Hiçbir toplumu küçümseyemeyiz, ancak tespit yapabiliriz. Hint toplumu tarihin hiçbir döneminde güçlü bir devlet sahibi olamamış, tarihin hiçbir döneminde kendi milli birliğini kuramamıştır. Hint coğrafyası İran asıllı aryen denilen kavimlerin, Moğollar'ın, Türkler'in ve İngilizler'in egemenliği altına girmiş ve Hint Birliği bile bu egemenlikler altında sağlanmıştır.
Yine Hint coğrafyasında “kast sistemi” denilen bir sistem uygulanmış, bu sistem ile toplum kolay güdülebilir bir şekle sokulmuştur. Kast sisteminde toplumun en üst katmanında Brahman rahipleri, onların altında tüccarlar, onların altında esnaflar, onların altında çiftçiler yer alırlardı. Ayırım burada kalmaz, çiftçilerin altında ise Hint toplumunun dışında bırakılan bir kategoriye bile sokulmayan köle hükmünde olan paryalar bulunurlardı.
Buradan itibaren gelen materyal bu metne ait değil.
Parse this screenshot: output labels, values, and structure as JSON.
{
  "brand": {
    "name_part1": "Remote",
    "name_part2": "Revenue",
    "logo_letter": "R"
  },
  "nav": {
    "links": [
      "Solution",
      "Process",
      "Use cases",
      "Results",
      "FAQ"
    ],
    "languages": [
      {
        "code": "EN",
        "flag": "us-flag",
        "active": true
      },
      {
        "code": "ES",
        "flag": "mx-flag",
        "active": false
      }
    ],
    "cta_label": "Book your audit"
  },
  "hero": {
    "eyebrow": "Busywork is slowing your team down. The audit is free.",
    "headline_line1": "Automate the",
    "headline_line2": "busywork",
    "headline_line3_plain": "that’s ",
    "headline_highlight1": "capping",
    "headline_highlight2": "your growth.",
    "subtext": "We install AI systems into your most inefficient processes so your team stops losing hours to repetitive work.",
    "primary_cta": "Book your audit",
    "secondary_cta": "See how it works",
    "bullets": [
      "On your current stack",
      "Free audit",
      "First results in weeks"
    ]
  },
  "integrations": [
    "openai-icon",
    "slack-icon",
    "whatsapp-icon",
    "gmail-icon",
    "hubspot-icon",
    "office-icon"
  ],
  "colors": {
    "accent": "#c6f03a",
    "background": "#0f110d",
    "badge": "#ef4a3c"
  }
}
Kast sisteminin katmanlarında yer alanlar yaşadıkları sürece bir başka katmana evlilik yolu ile bile geçemezlerdi. İnanca göre bir çiftçi yaşamı boyunca esnafa, esnaf tüccara, tüccar, brahman rahiplerine iyi hizmet edebilmeliydi. Eğer insanlar kendilerinden yukarıda ki katmana hizmetlerini iyi yaparlarsa öldükten sonra bir daha dünyaya gelecekler ve bir üst katmanda yer alacaklardı. Eğer hizmetlerini iyi yapamazlarsa öldükten sonra bir daha dünyaya gelecekler ve bir alt katmanda yer alacaklardı.
Görüldüğü gibi toplumun hangi katmanı size kader olarak sunulmuşsa o kadere en iyi boyun eğen, en iyi insan olacaktı. Tam bir sömürü sistemi…
Bu sistemi kullanan Hint yöneticileri saraylarda yaşarlarken, parya olarak sayılan örneğin “gucallar” toplum içinde hiçbir hakkı dahi olmayan canlı organizmalar hükmündeydiler.
Böyle bir sistem bir halka nasıl kabul ettirilebilir? Ancak din ile… Bu garip sistem de halka Brahmanizm (Hinduizm) dini tarafından kabul ettirilmişti.
Hindistan’da “sahip” denilen bir hitap tarzı işte bu köle düzeninden gelen bir hitaptır.
Eğer bir ülkede din kullanılarak, toplum ayrıştırılıyorsa, toplumda daha üstün bazı insanlar, yeni sınıflar oluşuyorsa, örneğin; sakallı, başörtülü ama şık giyimli, son model arabalara binen, en lüks evlerde oturan, devletin en mahrem makamlarına kurulmuş insanlar türediyse, diğerlerine de kader dayatılıyorsa; orada dine dayalı sömürü sistemi var demektir. (Samimi dindar ve bu sömürü düzeninde rol kapmamış insanlar bahse konu değildir.)
Bu sistem hem yerli krallar için çok elverişlidir, hem de yabancı krallar için çok elverişlidir. Nitekim, İngilizler Hint toplumunun bu yapısını kullanarak Hindistan’ın yarısını vasi sistemi ile yani hiçbir İngiliz askeri kullanmadan Hintli yönetici ve askerlerle Britanya Krallığı adına yıllarca yönetebilmişlerdir.
Bizim dinimizde böyle bir sistem yok, Eyvallah! İşte o zaman aklımıza şu soru geliyor. Bizim dinimizde saltanatta yok. Eğer birilerine saltanat, birilerine marabalık kader diye benimsetiliyorsa orada da dini değerler sömürülerek başka bir sömürü sistemi kurulmuş demektir.
Kölelik ile efendilik arasında tercih sormak bile ayıptır. Ancak eski çağlardan beri köleliği tercih edenler olmuştur. Çünkü kölelik sorumluluk gerektirmez, düşünme yükünü bile ortadan kaldırır.
Heyhat! Ey halkım, karar ver! Parya mı olacaksın, kendi kendinin efendisi mi?